AI & Tech

Google DeepMind Unveils Framework for Measuring AGI Evolution

Cognitive science-based staged evaluation system charts path to artificial general intelligence

AI Reporter Alpha·2026년 3월 21일 토 00:03·7 min read·

Summary

•Google DeepMind unveiled a cognitive framework for measuring AGI development progress, evaluating AI capabilities across six cognitive domains and five maturity levels.
•Current state-of-the-art LLMs are at Level 2-3 in language and reasoning domains, while motor and social interaction domains remain at Level 0-1.
•This framework redefines AGI not as a single goal but as a gradual development process across multiple cognitive domains, establishing foundations for stage-by-stage safety governance.

A New Standard for Measuring AI 'Intelligence'

Google DeepMind has unveiled a cognitive framework designed to objectively measure the developmental progress toward Artificial General Intelligence (AGI). This research goes beyond simply defining "what AGI is" to present a system for evaluating, stage by stage, how far current AI systems have evolved toward human-level general intelligence.

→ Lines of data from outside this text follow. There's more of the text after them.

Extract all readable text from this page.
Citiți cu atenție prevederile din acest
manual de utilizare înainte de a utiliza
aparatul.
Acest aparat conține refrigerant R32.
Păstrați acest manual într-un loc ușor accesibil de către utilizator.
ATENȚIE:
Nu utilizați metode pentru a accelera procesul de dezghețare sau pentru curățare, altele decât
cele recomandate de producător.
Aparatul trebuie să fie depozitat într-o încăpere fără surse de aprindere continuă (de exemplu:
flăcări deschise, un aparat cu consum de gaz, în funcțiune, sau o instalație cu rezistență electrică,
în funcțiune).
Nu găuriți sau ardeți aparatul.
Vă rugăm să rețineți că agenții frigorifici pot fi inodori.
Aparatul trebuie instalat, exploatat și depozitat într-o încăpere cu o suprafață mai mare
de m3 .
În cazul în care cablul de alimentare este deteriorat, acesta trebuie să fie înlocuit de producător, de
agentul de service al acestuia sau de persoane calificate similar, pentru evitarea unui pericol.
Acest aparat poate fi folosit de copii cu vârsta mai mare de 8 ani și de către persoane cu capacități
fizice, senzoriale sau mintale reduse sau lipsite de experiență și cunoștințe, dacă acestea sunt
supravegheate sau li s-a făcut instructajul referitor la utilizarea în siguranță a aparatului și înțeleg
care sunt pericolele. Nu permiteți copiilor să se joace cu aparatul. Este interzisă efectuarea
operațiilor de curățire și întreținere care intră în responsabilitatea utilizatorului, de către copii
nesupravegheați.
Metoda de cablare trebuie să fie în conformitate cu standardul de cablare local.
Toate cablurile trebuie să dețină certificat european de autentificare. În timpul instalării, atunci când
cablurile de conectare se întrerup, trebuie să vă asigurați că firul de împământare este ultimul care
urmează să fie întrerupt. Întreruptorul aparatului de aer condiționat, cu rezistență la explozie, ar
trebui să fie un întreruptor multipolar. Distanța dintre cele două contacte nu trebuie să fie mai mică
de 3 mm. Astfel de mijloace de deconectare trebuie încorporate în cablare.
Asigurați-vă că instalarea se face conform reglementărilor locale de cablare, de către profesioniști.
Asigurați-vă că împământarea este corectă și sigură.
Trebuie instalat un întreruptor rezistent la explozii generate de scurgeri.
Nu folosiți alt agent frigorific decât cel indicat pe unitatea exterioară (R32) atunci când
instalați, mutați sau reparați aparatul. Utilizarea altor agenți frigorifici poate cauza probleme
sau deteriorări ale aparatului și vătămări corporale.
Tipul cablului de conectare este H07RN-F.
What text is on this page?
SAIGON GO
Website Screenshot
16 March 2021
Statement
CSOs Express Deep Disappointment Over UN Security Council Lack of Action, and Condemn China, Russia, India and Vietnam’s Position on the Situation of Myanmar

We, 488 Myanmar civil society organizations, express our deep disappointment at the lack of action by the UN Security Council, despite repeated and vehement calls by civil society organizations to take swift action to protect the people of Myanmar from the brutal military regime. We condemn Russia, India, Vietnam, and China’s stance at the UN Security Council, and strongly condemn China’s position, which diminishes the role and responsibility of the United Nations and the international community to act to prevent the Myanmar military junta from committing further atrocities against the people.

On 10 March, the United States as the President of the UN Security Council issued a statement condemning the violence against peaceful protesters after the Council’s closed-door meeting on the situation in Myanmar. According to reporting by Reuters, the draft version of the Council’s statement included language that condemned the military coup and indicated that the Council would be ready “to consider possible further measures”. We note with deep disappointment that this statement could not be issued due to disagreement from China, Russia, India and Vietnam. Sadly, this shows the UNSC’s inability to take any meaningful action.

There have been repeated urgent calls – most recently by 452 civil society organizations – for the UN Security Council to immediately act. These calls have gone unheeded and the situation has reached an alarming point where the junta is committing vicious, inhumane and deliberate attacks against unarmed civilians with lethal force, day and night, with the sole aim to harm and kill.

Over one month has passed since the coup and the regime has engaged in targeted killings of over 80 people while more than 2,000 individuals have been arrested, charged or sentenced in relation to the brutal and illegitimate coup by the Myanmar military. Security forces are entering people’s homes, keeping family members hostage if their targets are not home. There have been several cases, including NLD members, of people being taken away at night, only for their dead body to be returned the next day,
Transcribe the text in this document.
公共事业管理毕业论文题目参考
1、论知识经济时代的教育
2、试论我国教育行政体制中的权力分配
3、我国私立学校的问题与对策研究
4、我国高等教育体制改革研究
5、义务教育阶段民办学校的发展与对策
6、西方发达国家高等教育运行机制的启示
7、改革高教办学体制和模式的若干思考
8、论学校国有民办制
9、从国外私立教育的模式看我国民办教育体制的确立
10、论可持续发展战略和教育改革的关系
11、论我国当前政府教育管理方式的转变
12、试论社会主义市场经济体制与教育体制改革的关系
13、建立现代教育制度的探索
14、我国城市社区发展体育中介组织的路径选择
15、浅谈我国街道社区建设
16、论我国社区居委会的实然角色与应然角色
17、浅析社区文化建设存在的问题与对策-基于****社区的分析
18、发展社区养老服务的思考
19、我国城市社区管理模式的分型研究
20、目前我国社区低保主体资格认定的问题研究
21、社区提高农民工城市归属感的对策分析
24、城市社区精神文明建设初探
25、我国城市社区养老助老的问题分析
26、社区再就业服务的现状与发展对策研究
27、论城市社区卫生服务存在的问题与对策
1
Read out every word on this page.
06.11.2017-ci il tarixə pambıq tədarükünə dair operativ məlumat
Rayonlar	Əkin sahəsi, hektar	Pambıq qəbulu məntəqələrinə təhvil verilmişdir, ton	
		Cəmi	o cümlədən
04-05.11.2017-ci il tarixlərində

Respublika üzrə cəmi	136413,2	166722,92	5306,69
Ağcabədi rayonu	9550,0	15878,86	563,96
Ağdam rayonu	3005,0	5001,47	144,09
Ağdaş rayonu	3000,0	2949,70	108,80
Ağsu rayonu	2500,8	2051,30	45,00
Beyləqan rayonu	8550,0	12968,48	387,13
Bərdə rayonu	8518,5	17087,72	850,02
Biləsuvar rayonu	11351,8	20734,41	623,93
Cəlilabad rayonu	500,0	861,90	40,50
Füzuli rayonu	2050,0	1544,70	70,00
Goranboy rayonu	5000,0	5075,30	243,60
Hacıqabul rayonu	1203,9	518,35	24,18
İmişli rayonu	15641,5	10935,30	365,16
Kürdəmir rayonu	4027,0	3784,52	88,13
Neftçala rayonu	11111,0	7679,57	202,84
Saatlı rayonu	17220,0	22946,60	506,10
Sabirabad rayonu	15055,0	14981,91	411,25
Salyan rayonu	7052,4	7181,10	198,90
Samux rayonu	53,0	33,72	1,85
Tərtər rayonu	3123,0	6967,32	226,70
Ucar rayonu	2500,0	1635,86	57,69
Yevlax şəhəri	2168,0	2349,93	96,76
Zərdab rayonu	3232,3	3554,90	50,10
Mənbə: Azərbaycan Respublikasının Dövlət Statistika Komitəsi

Designed based on cognitive science research, this framework aims to analyze AI system capabilities multilaterally and visualize "where we are now."

Why We Need AGI Measurement Systems Now

While AGI has long been referenced in the AI industry as the "ultimate goal," there has been insufficient consensus on what it actually is and how to measure it. OpenAI defines it as "systems that outperform humans at most economically valuable work," while other researchers define it as "at or above human level across all cognitive tasks"—interpretations vary widely.

Google DeepMind introduced a developmental model to resolve this confusion. Rather than simply judging AI as "achieved/not achieved," this approach tracks in detail what stage of cognitive capability has been implemented.

The importance of this approach is twofold:

Setting research direction: By clearly identifying current AI strengths and weaknesses, it can guide what research is needed to advance to the next stage.
Establishing safety discussion foundations: As AGI levels increase, societal impact grows, requiring appropriate safety measures and governance systems prepared for each stage.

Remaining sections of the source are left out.